The research revealed a wide variety of state laws and examined two elements to assign grades: how extensive was the pricing information collected and how accessible was the information to the public.

According to the report, “While the private sector has made progress recently in making prices more available to consumers, there are still large gaps. States can play an important role in ensuring that consumers have access to both quality and price information by setting policies and implementing laws that advance transparency."

This research was limited to assessing state laws as it related to transparency.  In Wisconsin, we have the added benefit of several voluntary organizations striving to improve transparency. The Wisconsin Collaborative for Healthcare Quality (WCHQ) contributes significantly to the availability of additional quality information to consumers in our state.
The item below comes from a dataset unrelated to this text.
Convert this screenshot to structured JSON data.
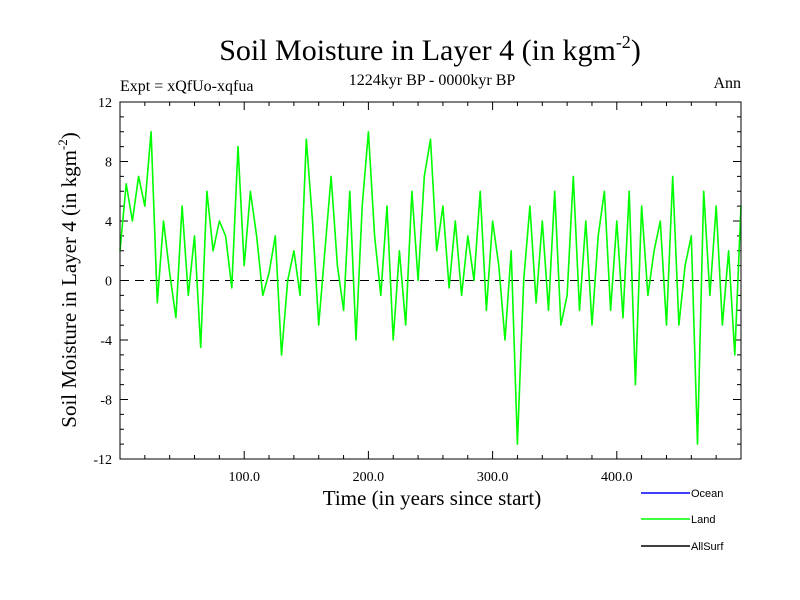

In addition, the Wisconsin Health Information Organization (WHIO) was formed to improve transparency and is making steady progress toward that goal.

The complete report can be found by clicking here: Report Card on State Price Transparency Laws.

Moving to a common set of value measures across the state
In the October 2012 edition of The Catalyst newsletter we reported on the formation of the Statewide Value (SVC) Committee, a multi-stakeholder group formed to accelerate the improvement of the overall value of health care in Wisconsin by uniting statewide health care organizations. One of the SVC’s first initiatives was the launch of the Wisconsin Measurement Alignment Project (WIMAP) in 2012 to develop a common set of health care performance measures to align the needs of multiple stakeholders.

Support of this initiative is critical in order to develop health care value measurement that is usable by purchasers and consumers to discern outcomes and performance. Additionally, this initiative can lessen the performance reporting burdens of providers, who presently report to numerous governmental, health care purchasing and voluntary organizations.

Led by the Wisconsin Collaborative for Healthcare Quality (WCHQ), the WIMAP workgroup is composed of individuals representing payers, purchasers, WCHQ member organizations, and the Wisconsin Departments of Health Services and Employee Trust Funds.  The group has made major strides toward developing a common set of measures which culminated in the completion of the first draft of a common measure scorecard. On April 2, the draft scorecard report was presented to the SVC.  The SVC will assist the workgroup in gathering input from other stakeholders which will be reviewed in June.  Plans call for the development of an implementation team and a timeframe to accomplish next steps.

The goal of the WIMAP initiative is to define and implement the reporting of a common set of data requirements that will meet the needs of all stakeholders, providers, purchasers and consumers alike. The more agreement we can get in defining and reporting value, the further ahead we will be in "moving the market."